Sensitivity analysis on a physiologically-based pharmacokinetic and pharmacodynamic model for diisopropylfluorophosphate-induced toxicity in mice and rats

Abstract

A physiologically-based pharmacokinetic and pharmacodynamic (PBPK/PD) model was recently developed to study the effect of diisopropylfluorophosphate (DFP) on acetylcholinesterase (AChE) activity in mouse and rat. That model takes into account relatively complex interactions involving many parameters, some of which may be uncertain and/or highly variable, especially those characterizing AChE activity after DFP intoxication.
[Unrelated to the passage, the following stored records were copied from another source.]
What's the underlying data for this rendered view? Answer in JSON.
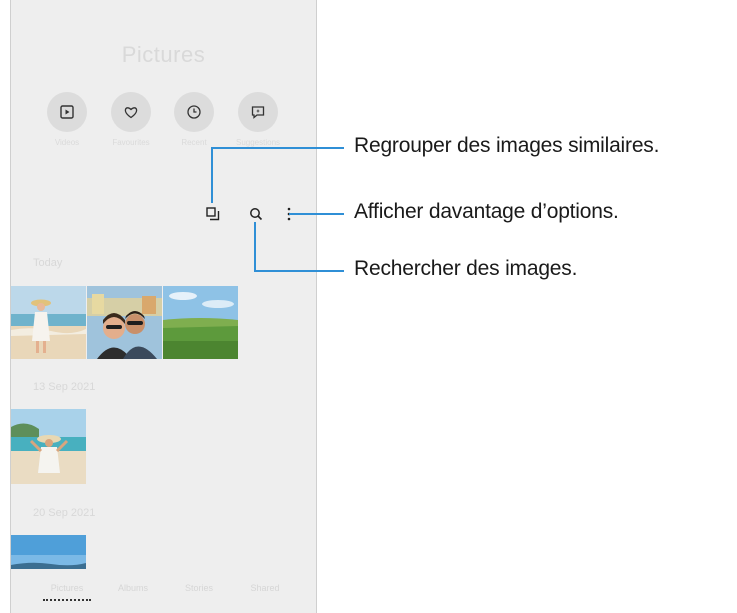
{
  "app": {
    "title": "Pictures"
  },
  "quick_actions": [
    {
      "label": "Videos",
      "icon": "play-box-icon"
    },
    {
      "label": "Favourites",
      "icon": "heart-icon"
    },
    {
      "label": "Recent",
      "icon": "clock-icon"
    },
    {
      "label": "Suggestions",
      "icon": "sparkle-chat-icon"
    }
  ],
  "toolbar": {
    "group_icon": "group-similar-icon",
    "search_icon": "search-icon",
    "more_icon": "more-options-icon"
  },
  "sections": [
    {
      "date": "Today"
    },
    {
      "date": "13 Sep 2021"
    },
    {
      "date": "20 Sep 2021"
    }
  ],
  "bottom_nav": {
    "tabs": [
      "Pictures",
      "Albums",
      "Stories",
      "Shared"
    ],
    "selected": "Pictures"
  },
  "callouts": {
    "group_similar": "Regrouper des images similaires.",
    "more_options": "Afficher davantage d’options.",
    "search": "Rechercher des images."
  },
  "colors": {
    "callout_line": "#2f8fd6",
    "screen_bg": "#eeeeee"
  }
}
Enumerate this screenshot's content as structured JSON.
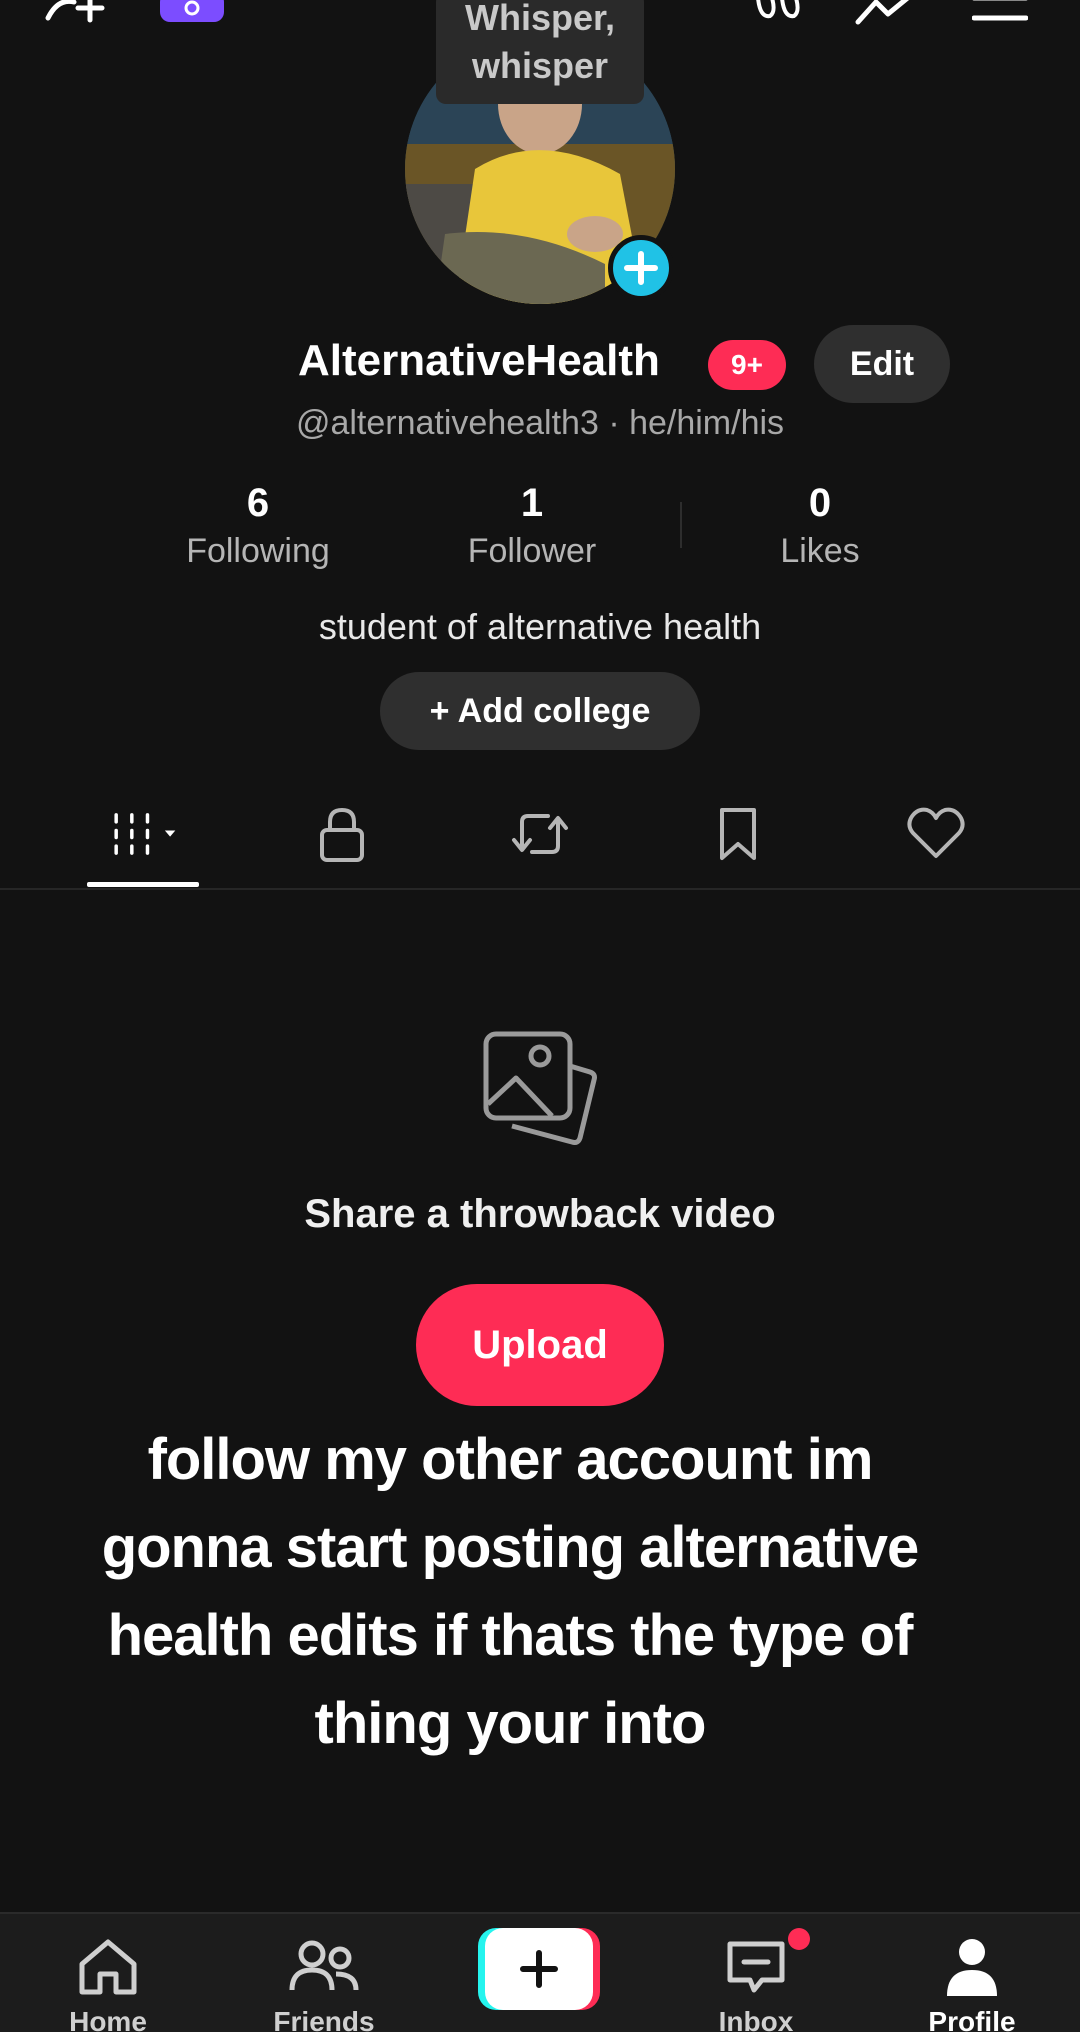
{
  "colors": {
    "background": "#121212",
    "accent_red": "#fe2c55",
    "accent_cyan": "#20c2e6",
    "button_gray": "#2f2f2f",
    "streak_purple": "#7c4dff"
  },
  "header": {
    "add_friend_icon": "add-person-icon",
    "streak_icon": "streak-badge-icon",
    "tooltip_line1": "Whisper,",
    "tooltip_line2": "whisper",
    "footprint_icon": "footprints-icon",
    "analytics_icon": "analytics-icon",
    "menu_icon": "menu-icon"
  },
  "profile": {
    "display_name": "AlternativeHealth",
    "notification_badge": "9+",
    "edit_label": "Edit",
    "handle_line": "@alternativehealth3 · he/him/his",
    "bio": "student of alternative health",
    "add_college_label": "+ Add college"
  },
  "stats": [
    {
      "value": "6",
      "label": "Following"
    },
    {
      "value": "1",
      "label": "Follower"
    },
    {
      "value": "0",
      "label": "Likes"
    }
  ],
  "tabs": [
    {
      "name": "videos",
      "icon": "grid-dropdown-icon",
      "active": true
    },
    {
      "name": "private",
      "icon": "lock-icon"
    },
    {
      "name": "reposts",
      "icon": "repost-icon"
    },
    {
      "name": "favorites",
      "icon": "bookmark-icon"
    },
    {
      "name": "liked",
      "icon": "heart-icon"
    }
  ],
  "empty_state": {
    "icon": "photos-icon",
    "title": "Share a throwback video",
    "upload_label": "Upload"
  },
  "overlay_caption": "follow my other account im gonna start posting alternative health edits if thats the type of thing your into",
  "navbar": {
    "home": "Home",
    "friends": "Friends",
    "inbox": "Inbox",
    "profile": "Profile"
  }
}
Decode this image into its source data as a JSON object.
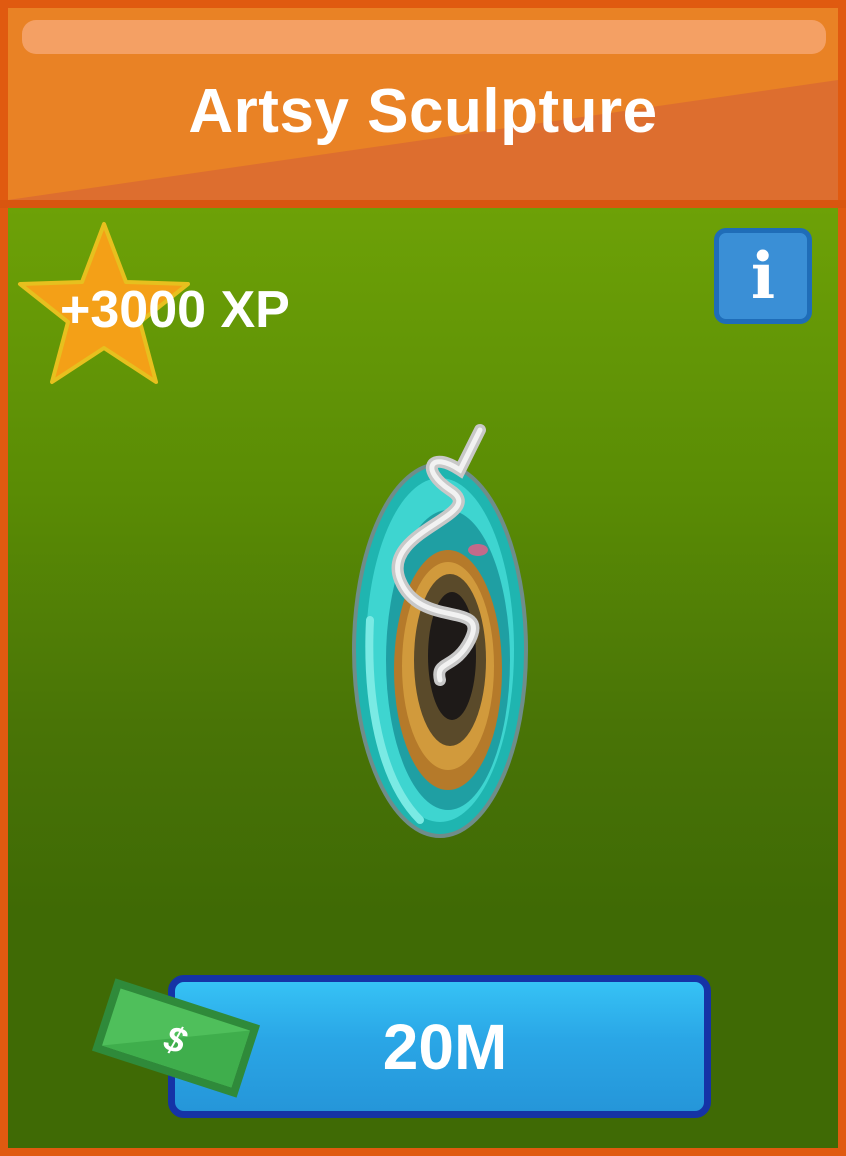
{
  "item": {
    "title": "Artsy Sculpture",
    "xp_reward": "+3000 XP",
    "price": "20M"
  },
  "info_button": {
    "glyph": "i",
    "icon": "info-icon"
  },
  "icons": {
    "star": "star-icon",
    "cash": "cash-icon",
    "item_image": "artsy-sculpture-image"
  },
  "colors": {
    "frame": "#d9560f",
    "header": "#e98225",
    "body_top": "#6da107",
    "body_bottom": "#3f6a05",
    "star": "#f4a017",
    "info": "#3a8fd6",
    "price_button": "#2aa6e6",
    "price_border": "#1533a6",
    "cash": "#3caa48"
  }
}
The primary objective of this study was to identify parameters that contribute most to the variability of AChE dynamics for model optimization against data. For this purpose, the influence of the variability of the rate constants for synthesis (Ksyn) and degradation (Kdeg) of AChE, and regeneration (Kreg) and aging (Kage) of inhibited AChE on the variability of AChE activity in mice and rat venous blood and brain was first calculated by a global sensitivity analysis. Next, the mouse PBPK/PD model was calibrated by optimizing the values of Ksyn, Kdeg, Kreg and Kage. Thereafter, scale-up of the DFP-induced AChE activity was performed from mouse to rat. Validation of the rat model was performed by comparing the time course of venous blood and brain AChE activities from a Monte Carlo analysis to those obtained in vivo. Sensitivity analysis on the verified models showed that Kreg and Ksyn were the most influential factors of AChE activity at shorter and longer durations, respectively, after DFP challenge. Scale-up of the AChE dynamics from mouse to rat was also successful, as evidenced by significant overlapping between the predicted 95th percentile confidence intervals and the experimental data.